La passione di un giovane per l'esplorazione e la sindrome di Wanderlust
Viaggiare non è solo un passatempo, ma una vera e propria ragione di vita per Enrico Sanna. Il giovane, nato a Messina ma che vive a Pizzo Calabro, divide le sue giornate tra il lavoro in un bar della cittadina napitina e una passione travolgente per la scoperta di nuovi orizzonti. Enrico incarna perfettamente la cosiddetta “sindrome di Wanderlust”, quell’irrequietezza interiore che spinge a superare costantemente i propri confini geografici e culturali.
Il suo percorso lo ha portato di recente a tagliare un traguardo eccezionale: ha ufficialmente visitato il 50% dei territori mondiali. Un obiettivo raggiunto non cercando la quantità di Stati, ma la varietà delle aree esplorate. Per Enrico, la libertà di muoversi è una priorità assoluta, tanto da condizionare le sue stesse scelte professionali in funzione dei periodi di pausa necessari per decollare verso nuove mete.
La scoperta del traguardo e il legame con le radici
La consapevolezza della portata dei suoi viaggi è arrivata quasi per caso.

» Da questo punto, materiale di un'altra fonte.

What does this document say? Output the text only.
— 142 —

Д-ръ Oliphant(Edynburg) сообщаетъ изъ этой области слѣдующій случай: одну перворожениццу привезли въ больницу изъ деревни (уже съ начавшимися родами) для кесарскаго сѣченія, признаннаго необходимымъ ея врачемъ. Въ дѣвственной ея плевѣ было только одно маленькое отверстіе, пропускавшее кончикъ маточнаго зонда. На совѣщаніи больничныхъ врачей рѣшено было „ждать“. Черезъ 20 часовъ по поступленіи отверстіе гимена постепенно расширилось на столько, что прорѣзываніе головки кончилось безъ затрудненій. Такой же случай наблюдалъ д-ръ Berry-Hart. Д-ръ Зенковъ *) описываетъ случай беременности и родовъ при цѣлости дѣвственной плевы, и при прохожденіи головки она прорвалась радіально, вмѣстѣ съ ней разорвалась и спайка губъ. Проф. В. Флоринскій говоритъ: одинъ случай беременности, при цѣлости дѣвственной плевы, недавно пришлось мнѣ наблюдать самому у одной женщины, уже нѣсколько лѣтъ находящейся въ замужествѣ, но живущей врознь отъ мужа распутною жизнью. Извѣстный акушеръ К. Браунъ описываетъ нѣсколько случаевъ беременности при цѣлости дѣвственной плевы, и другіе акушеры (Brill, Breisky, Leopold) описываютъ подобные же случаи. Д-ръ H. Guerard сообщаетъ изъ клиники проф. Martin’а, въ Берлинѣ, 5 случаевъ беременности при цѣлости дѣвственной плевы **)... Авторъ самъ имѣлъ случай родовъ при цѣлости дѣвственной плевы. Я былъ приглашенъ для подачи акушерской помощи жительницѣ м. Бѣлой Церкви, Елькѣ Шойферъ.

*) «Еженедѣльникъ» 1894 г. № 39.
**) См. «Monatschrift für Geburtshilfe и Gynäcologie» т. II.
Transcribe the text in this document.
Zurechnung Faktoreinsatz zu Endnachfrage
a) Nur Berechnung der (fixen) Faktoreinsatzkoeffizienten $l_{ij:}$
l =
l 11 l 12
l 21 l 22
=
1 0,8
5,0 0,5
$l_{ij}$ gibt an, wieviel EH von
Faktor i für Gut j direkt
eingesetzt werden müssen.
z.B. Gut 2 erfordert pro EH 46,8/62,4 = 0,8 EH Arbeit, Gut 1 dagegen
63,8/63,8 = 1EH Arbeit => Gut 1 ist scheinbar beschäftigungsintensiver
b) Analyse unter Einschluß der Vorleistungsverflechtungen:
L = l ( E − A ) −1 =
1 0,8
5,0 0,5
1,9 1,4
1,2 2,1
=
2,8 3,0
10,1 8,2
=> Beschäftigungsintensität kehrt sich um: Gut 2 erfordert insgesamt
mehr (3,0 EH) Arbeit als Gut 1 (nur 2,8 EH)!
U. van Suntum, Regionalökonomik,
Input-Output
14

Durante un tour tra Belgio, Olanda e Lussemburgo, un’applicazione collegata ai dati del suo passaporto ha evidenziato che Enrico aveva già esplorato un terzo del globo. Da quel momento, la frequenza delle sue partenze è aumentata vertiginosamente, trasformando il viaggio da evento sporadico a costante della sua esistenza, specialmente nel periodo post-pandemia.
Nonostante la distanza, il cuore di Enrico resta ancorato alla Calabria. In ogni sua avventura, il giovane porta con sé il ricordo delle persone care. Spesso, nei luoghi più remoti del pianeta, ha ritrovato frammenti della sua terra: dalla forte presenza di comunità italiane in Sudamerica e Australia, fino alla sorpresa di scoprire che il celebre tartufo di Pizzo è conosciuto anche a migliaia di chilometri di distanza.
Tra organizzazione e incontri sorprendenti
Dietro ogni impresa di Enrico non c’è improvvisazione, ma una meticolosa pianificazione. Il viaggiatore si affida infatti a un’agenzia specializzata che seleziona le destinazioni in base alle aree ancora non mappate sul suo passaporto. È un lavoro di squadra “a distanza” che gli permette di muoversi con sicurezza anche nei contesti più isolati, come quando nel 2012 si ritrovò sull’isola di Tonga, in pieno oceano Pacifico, incontrando con stupore un’altra connazionale.
Enrico continua così il suo volo perenne, dimostrando come la curiosità e un pizzico di leggerezza possano trasformare un ragazzo di provincia in un vero cittadino del mondo, sempre pronto a chiudere la valigia e ripartire per la prossima meta.